In a nutshell, Bored & Dangerous says: “Death Magnetic isn’t bad. It’s even better than good. But I think it ushered in the stage of Metallica’s career where new music just doesn’t really matter all that much.”
This binge on Metallica’s discography has been fun, but it hasn’t really delivered any surprises. I knew their early years were raw and a little undisciplined. I knew Metallica was filled with ground breakers that are still played constantly today. I knew the double shit bombs of Load and Reload would be a slog. And St Anger proved why it’s the one Metallica album I’ve listened to more than any other.
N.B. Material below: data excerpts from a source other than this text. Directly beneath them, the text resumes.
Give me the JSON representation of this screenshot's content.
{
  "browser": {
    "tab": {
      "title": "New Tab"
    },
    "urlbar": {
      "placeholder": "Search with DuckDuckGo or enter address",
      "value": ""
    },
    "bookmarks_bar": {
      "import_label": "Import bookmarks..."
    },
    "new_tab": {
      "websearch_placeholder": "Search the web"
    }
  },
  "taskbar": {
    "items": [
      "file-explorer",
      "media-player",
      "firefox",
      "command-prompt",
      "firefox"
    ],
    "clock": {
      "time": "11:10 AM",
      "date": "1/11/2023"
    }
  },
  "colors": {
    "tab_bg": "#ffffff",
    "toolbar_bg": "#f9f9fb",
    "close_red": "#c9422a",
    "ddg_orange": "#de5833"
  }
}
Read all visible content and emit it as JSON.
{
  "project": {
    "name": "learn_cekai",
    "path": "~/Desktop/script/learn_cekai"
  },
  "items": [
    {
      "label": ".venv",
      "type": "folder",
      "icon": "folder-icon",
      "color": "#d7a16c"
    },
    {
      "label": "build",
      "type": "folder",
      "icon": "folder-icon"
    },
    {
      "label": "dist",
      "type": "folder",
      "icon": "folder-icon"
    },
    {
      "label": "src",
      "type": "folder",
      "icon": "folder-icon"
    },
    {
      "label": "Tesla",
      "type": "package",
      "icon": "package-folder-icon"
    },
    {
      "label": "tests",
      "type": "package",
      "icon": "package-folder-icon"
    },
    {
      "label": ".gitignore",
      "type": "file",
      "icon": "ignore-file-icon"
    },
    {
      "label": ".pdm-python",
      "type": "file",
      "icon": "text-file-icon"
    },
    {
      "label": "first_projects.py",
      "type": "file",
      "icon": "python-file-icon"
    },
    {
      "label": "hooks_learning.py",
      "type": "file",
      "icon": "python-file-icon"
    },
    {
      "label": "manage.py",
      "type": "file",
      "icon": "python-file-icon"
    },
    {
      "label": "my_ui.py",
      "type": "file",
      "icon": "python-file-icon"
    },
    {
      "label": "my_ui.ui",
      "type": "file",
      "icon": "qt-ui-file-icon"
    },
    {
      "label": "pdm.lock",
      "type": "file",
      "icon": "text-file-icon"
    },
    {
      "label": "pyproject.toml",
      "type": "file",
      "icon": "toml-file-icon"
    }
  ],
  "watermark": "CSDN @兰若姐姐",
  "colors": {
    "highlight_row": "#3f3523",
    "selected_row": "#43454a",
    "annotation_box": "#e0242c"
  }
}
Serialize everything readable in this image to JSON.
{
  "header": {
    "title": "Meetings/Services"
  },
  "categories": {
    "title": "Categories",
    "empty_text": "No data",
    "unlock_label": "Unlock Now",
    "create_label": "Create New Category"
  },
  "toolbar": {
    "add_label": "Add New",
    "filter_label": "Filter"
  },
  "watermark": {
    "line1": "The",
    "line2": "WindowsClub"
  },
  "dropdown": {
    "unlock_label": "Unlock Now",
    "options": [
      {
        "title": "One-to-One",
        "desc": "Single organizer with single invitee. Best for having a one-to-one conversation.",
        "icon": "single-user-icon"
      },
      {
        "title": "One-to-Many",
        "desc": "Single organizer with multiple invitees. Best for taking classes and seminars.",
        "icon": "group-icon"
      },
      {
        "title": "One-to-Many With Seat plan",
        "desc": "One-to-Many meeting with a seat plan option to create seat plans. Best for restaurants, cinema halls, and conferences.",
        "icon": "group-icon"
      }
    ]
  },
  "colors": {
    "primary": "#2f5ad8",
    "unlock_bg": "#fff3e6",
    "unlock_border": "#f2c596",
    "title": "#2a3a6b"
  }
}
But here, with their most recent studio effort, I have no idea what to expect from Death Magnetic. I listened to it once, when it came out eight years ago. And that’s it. But that’s not a condemnation, like I didn’t like it was even underwhelmed by it. I think I liked it. I just never got around to it again. So now, as the band continues their longest hiatus ever between albums, it’s time revisit Death Magnetic.
And it straight away gives me high hopes when I hear the extreme tempo, fight vocals and noodling solo of That Was Just Your Life. This is more structured and precise than the early years, while remaining dirtier and more dangerous than anything the late 90s version of this band had to offer.
The End of the Line is a more standard hard rock sound than the heavy or thrash metal usually associated with this band. It’s main even sounds like an amped take on Pearl Jam’s Why Go off their 1991 debut, Ten. Until the closing out riffing and screaming starts to sound like their own Some Kind of Monster. And I’m totally fine with that, because I love both songs just referenced. They might even both be my favourite from their respective records.
Things unfortunately veer into The Unforgiven territory with the plodding, blandness of The Day That Never Comes. It’s almost like The Unforgiven was such a big hit, Metallica almost feels obliged to have a song like this on every record. It’s a theory unfortunately strengthen by the success of The Unforgiven II. But like those, the format is just as boring and unnecessary here. Even more so later when they insist on including The Unforgiven III. Like most trilogies, each entry is less essential than the last.
Cyanide is another great melding of Metallica’s early thrash days, with Lars Ulrich’s constantly pumping double kick pedal, combined with a more deliberate, classic, heavy rock guitar riffing driving it all the way. Cranking that approach up a little gives you The Judas Kiss. Which, as it begins, might be the coolest intro Death Magnetic has to offer. Which is good, since it’s over eight minutes long. When you’re gonna subject your listeners to eight minutes of anything, it had better start strong.
Death Magnetic isn’t bad. It’s even better than good. But I think it ushered in the stage of Metallica’s career where new music just doesn’t really matter all that much. Like AC/DC, the Rolling Stones, Bruce Springsteen and even the afore mentioned Pearl Jam, new music from these guys will be obsessed over by the obsessives. But for most of us, the best thing about a new record from Metallica, or any of those bands, is the tour that comes with it. We’ll respectively bide our time while they play two or three tracks from the new record, but the vast majority of the audience is there to hear the hits, classics and old favourites.